Collector of Customs the Newburyport District
- In office 1870–1886
- Preceded by: Enoch G. Currier
- Succeeded by: George W. Jackman Jr.

Personal details
- Born: December 5, 1823 Newburyport, Massachusetts, U.S.
- Died: March 28, 1888 (aged 64) Newburyport, Massachusetts, U.S.
- Party: Republican
- Occupation: Newspaper publisher

= William H. Huse =

American newspaper publisher and politician

William H. Huse (December 5, 1823 – March 28, 1888) was an American newspaper publisher and politician from Newburyport, Massachusetts.

==Publishing==
On October 7, 1845, Huse, Joseph Bragdon, and Alfred M. Berry began publishing the Newburyport Advertiser, a semi-weekly newspaper. Berry left the paper on January 1, 1847 and Hues and Bragdon continued to publish it until July 10, 1849 when they discontinued the paper in favor of the Daily Evening Union, a daily evening journal published by Huse, Bragdon, Charles Nason, and James C. Peabody. By June 1, 1852, Huse was the sole publisher of the paper. In January 1854, Huse joined the firm of Morss and Brewster, which published the Daily Herald of Newburyport. The firm changed its name to Morss, Brewster & Huse upon the addition of Huse and Huse's paper, the Daily Evening Union, was discontinued. Two years later Joseph B. Morss and William H. Brewster sold the business to Huse, who added new associates and changed the firm's name to William H. Huse & Co. In 1899, the paper was sold to the Newburyport Herald Company.
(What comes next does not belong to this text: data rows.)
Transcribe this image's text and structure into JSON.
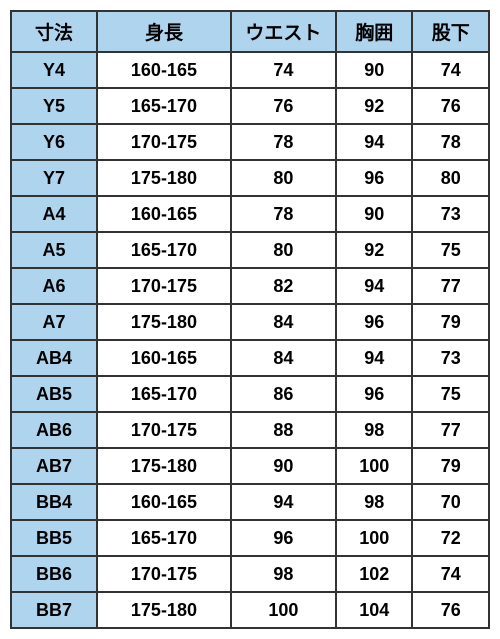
{
  "table": {
    "header_bg": "#aed4ee",
    "sizecol_bg": "#aed4ee",
    "border_color": "#333333",
    "text_color": "#000000",
    "columns": [
      "寸法",
      "身長",
      "ウエスト",
      "胸囲",
      "股下"
    ],
    "rows": [
      [
        "Y4",
        "160-165",
        "74",
        "90",
        "74"
      ],
      [
        "Y5",
        "165-170",
        "76",
        "92",
        "76"
      ],
      [
        "Y6",
        "170-175",
        "78",
        "94",
        "78"
      ],
      [
        "Y7",
        "175-180",
        "80",
        "96",
        "80"
      ],
      [
        "A4",
        "160-165",
        "78",
        "90",
        "73"
      ],
      [
        "A5",
        "165-170",
        "80",
        "92",
        "75"
      ],
      [
        "A6",
        "170-175",
        "82",
        "94",
        "77"
      ],
      [
        "A7",
        "175-180",
        "84",
        "96",
        "79"
      ],
      [
        "AB4",
        "160-165",
        "84",
        "94",
        "73"
      ],
      [
        "AB5",
        "165-170",
        "86",
        "96",
        "75"
      ],
      [
        "AB6",
        "170-175",
        "88",
        "98",
        "77"
      ],
      [
        "AB7",
        "175-180",
        "90",
        "100",
        "79"
      ],
      [
        "BB4",
        "160-165",
        "94",
        "98",
        "70"
      ],
      [
        "BB5",
        "165-170",
        "96",
        "100",
        "72"
      ],
      [
        "BB6",
        "170-175",
        "98",
        "102",
        "74"
      ],
      [
        "BB7",
        "175-180",
        "100",
        "104",
        "76"
      ]
    ]
  }
}
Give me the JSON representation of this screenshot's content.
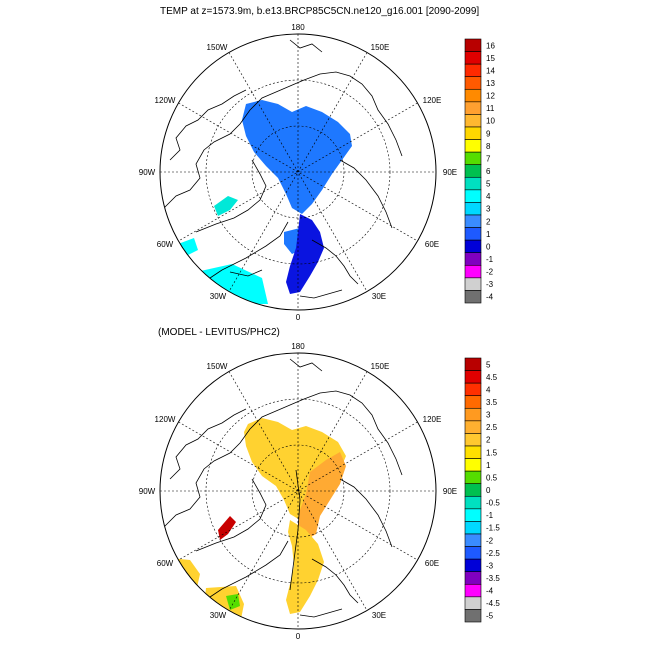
{
  "title_top": "TEMP at z=1573.9m, b.e13.BRCP85C5CN.ne120_g16.001 [2090-2099]",
  "title_bottom": "(MODEL - LEVITUS/PHC2)",
  "longitude_labels": {
    "top": "180",
    "upper_left": "150W",
    "upper_right": "150E",
    "left_upper": "120W",
    "right_upper": "120E",
    "left": "90W",
    "right": "90E",
    "left_lower": "60W",
    "right_lower": "60E",
    "lower_left": "30W",
    "lower_right": "30E",
    "bottom": "0"
  },
  "colorbar_top": {
    "labels": [
      "16",
      "15",
      "14",
      "13",
      "12",
      "11",
      "10",
      "9",
      "8",
      "7",
      "6",
      "5",
      "4",
      "3",
      "2",
      "1",
      "0",
      "-1",
      "-2",
      "-3",
      "-4"
    ],
    "colors": [
      "#b80000",
      "#e00000",
      "#ff2a00",
      "#ff5a00",
      "#ff8a00",
      "#ffa030",
      "#ffb830",
      "#ffd700",
      "#ffff00",
      "#55dd00",
      "#00c050",
      "#00e0c0",
      "#00ffff",
      "#00d8ff",
      "#3a8cff",
      "#1e5aff",
      "#0000d8",
      "#8000c0",
      "#ff00ff",
      "#d0d0d0",
      "#707070"
    ]
  },
  "colorbar_bottom": {
    "labels": [
      "5",
      "4.5",
      "4",
      "3.5",
      "3",
      "2.5",
      "2",
      "1.5",
      "1",
      "0.5",
      "0",
      "-0.5",
      "-1",
      "-1.5",
      "-2",
      "-2.5",
      "-3",
      "-3.5",
      "-4",
      "-4.5",
      "-5"
    ],
    "colors": [
      "#b80000",
      "#e00000",
      "#ff3000",
      "#ff6a00",
      "#ff9a20",
      "#ffb030",
      "#ffc830",
      "#ffe000",
      "#ffff00",
      "#55dd00",
      "#00c050",
      "#00e0c0",
      "#00ffff",
      "#00d8ff",
      "#3a8cff",
      "#1e5aff",
      "#0000d8",
      "#8000c0",
      "#ff00ff",
      "#d0d0d0",
      "#707070"
    ]
  },
  "fill_colors": {
    "land": "#ffffff",
    "top_field": "#1e78ff",
    "top_cold": "#0a14e0",
    "top_cyan": "#00ffff",
    "top_teal": "#00e8d8",
    "bottom_field": "#ffd230",
    "bottom_orange": "#ffaa33",
    "bottom_red": "#c80000",
    "bottom_green": "#55dd00"
  }
}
From 1854 to 1856, Huse also published the Saturday Evening Union and Weekly Family Visitor (renamed the Saturday Evening Union and Essex North Record in February 1855).

==Political career==
From 1855 to 1856, Huse represented Newburyport in the Massachusetts House of Representatives.

In 1857, Huse and others incorporated the Mechanics Library Association for the purpose of promoting "the instruction and improvement of young men engaged in mechanical pursuits".

From 1861 to 1863, and again in 1866 Huse represented Ward Five on the Newburyport board of aldermen.

From 1870 to 1886, Huse was the Collector of Customs the Newburyport District.

In 1888, Huse was elected Mayor of Newburyport. He died in office on March 28, 1888.